31 Sonra Yahve Balam'ın gözlerini açtı ve Yahve'nin meleğinin elinde kılıcını çekmiş yolda durduğunu gördü; ve başını eğip yüzüstü yere kapandı. 32 Yahve'nin meleği ona şöyle dedi: “Eşeğine neden böyle üç kez vurdun? İşte, sana düşman olarak çıktım, çünkü senin yolun önümde sapkındır. 33 Eşek beni gördü ve üç kez önümden saptı. Eğer önümden sapmamış olsaydı, şimdi seni kesinlikle öldürür, onu da sağ bırakırdım.”
34 Balam Yahve'nin meleğine şöyle dedi: “Günah işledim; çünkü bana karşı durduğunu bilmiyordum. Bu nedenle, eğer sen bundan hoşnut değilsen, geri döneceğim.”
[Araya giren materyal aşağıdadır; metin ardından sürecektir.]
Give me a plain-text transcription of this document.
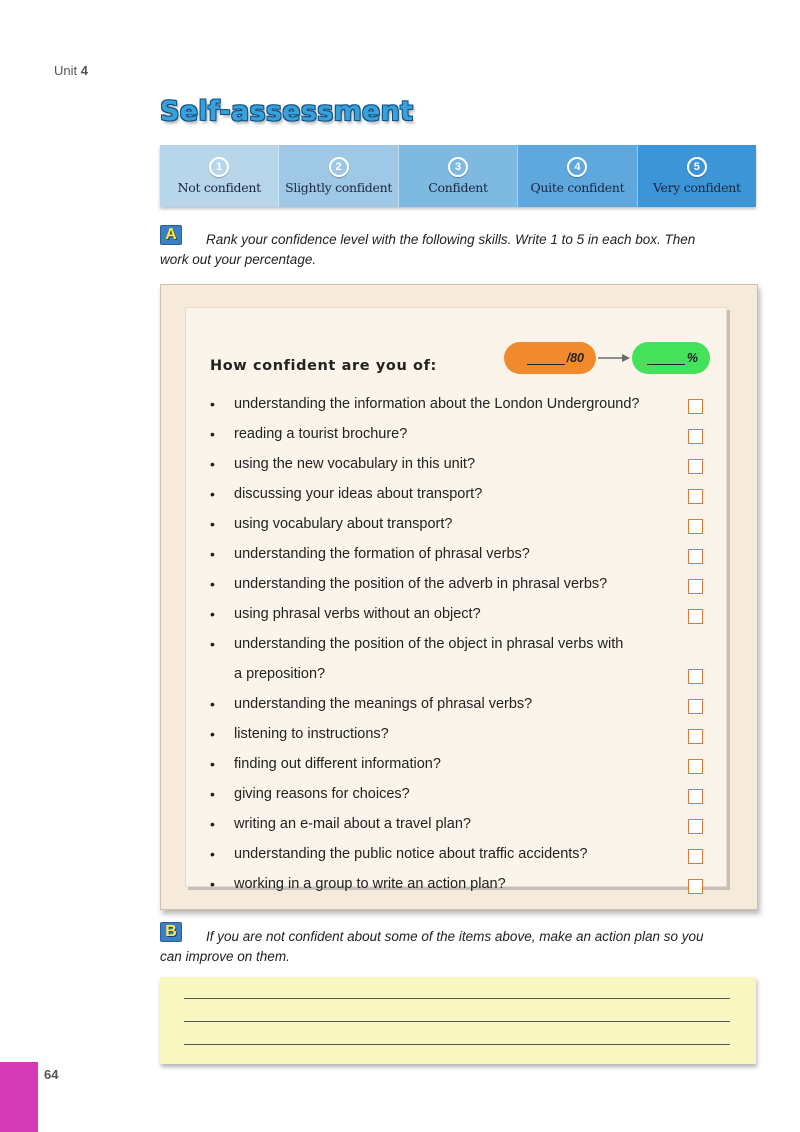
Unit 4
Self-assessment
1
Not confident
2
Slightly confident
3
Confident
4
Quite confident
5
Very confident
A	Rank your confidence level with the following skills. Write 1 to 5 in each box. Then
work out your percentage.
How confident are you of:	/80	%
• understanding the information about the London Underground?
• reading a tourist brochure?
• using the new vocabulary in this unit?
• discussing your ideas about transport?
• using vocabulary about transport?
• understanding the formation of phrasal verbs?
• understanding the position of the adverb in phrasal verbs?
• using phrasal verbs without an object?
• understanding the position of the object in phrasal verbs with
a preposition?
• understanding the meanings of phrasal verbs?
• listening to instructions?
• finding out different information?
• giving reasons for choices?
• writing an e-mail about a travel plan?
• understanding the public notice about traffic accidents?
• working in a group to write an action plan?
B	If you are not confident about some of the items above, make an action plan so you
can improve on them.
64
35 Yahve'nin meleği Balam'a şöyle dedi: “Adamlarla birlikte git; ama yalnızca sana söyleyeceğim sözü söyleyeceksin.” Balam Balak'ın beyleriyle birlikte gitti. 36 Balak, Balam'ın geldiğini duyunca, onu karşılamak için Arnon sınırında, sınırın en uzak yerindeki Moav Kenti'ne gitti. 37 Balak, Balam'a şöyle dedi: “Seni çağırtmak için ciddiyetle çağrıda bulunmadım mı? Neden bana gelmedin? Seni gerçekten saygınlık için yükseltmeye ben yeterli değil miyim?”
38 Balam Balak'a şöyle dedi: “İşte, sana geldim. Artık bir şey söylemeye gücüm var mı? Tanrı’nın ağzıma koyduğu sözü söyleyeceğim.”
39 Balam Balak'la birlikte gitti ve Kiryat-Husot'a geldiler. 40 Balak sığır ve koyun kurban etti ve Balam'a ve kendisiyle birlikte olan beylere gönderdi. 41 Sabah Balak Balam'ı alıp Baal'ın yüksek yerlerine götürdü; ve oradan halkın bir kısmını gördü.